España necesita provisionarse de un parque de viviendas de carácter público que, entre otras cosas –como por ejemplo regular de manera indirecta los precios-, pueda dar cobertura a las víctimas de tanto desastre. Pero me temo que en el estado actual de las cosas eso va para largo.

En lo inmediato, dar con una solución al problema aunque tenga carácter temporal resulta altamente complejo. Incluso habría que ser muy cuidadoso, para no provocar el efecto contrario al deseado, a la hora de establecer límites a los precios; por cuanto puede resultar erróneo formular los datos en base a las comparativas de ejercicios anteriores sin tener en cuenta una situación de pandemia tan larga por medio que, por lo general a la baja, incide de manera distinta en los mismos.

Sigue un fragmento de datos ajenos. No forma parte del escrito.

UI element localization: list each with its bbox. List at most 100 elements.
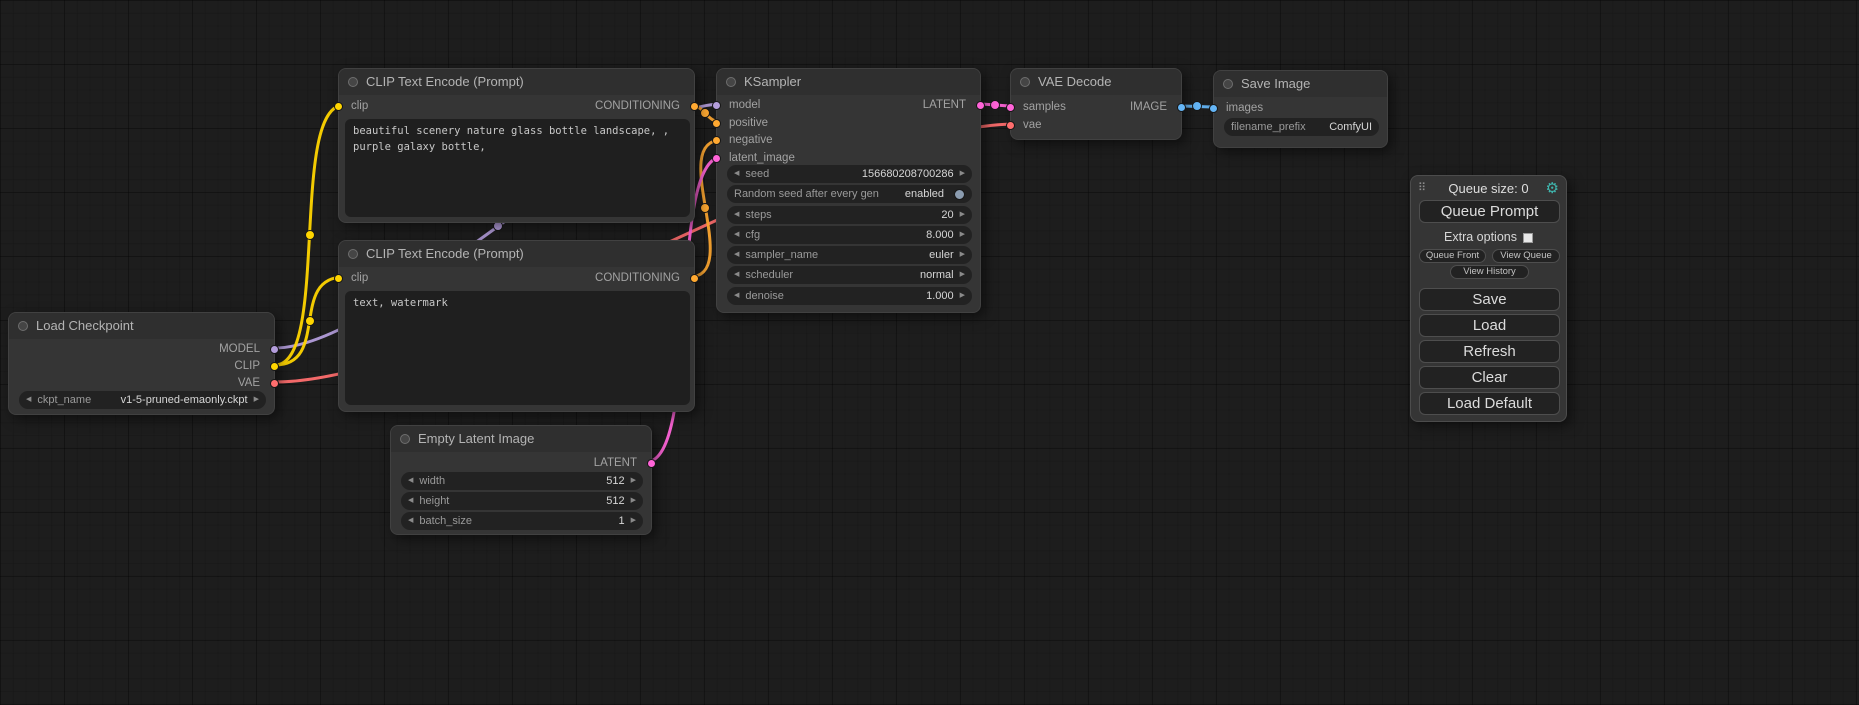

Pero obviamente lo que no es de recibo es que los ciudadanos, exenciones fiscales mediante, sufraguen los beneficios de los tenedores en un sector tan meramente especulativo como el del alquiler tal como pretende el PSOE. Un recurso que sería más propio de las tesis liberales y una vuelta de tuerca más al sentido de sus propias siglas.

Mientras tanto, no estaría de más que a aquellos que provocaron la crisis, eludieron todo compromiso y han multiplicado su patrimonio a precio de saldo para seguir especulando apremiarles a paliar, al menos en parte, tanto daño causado por su ambición desmedida durante años y años.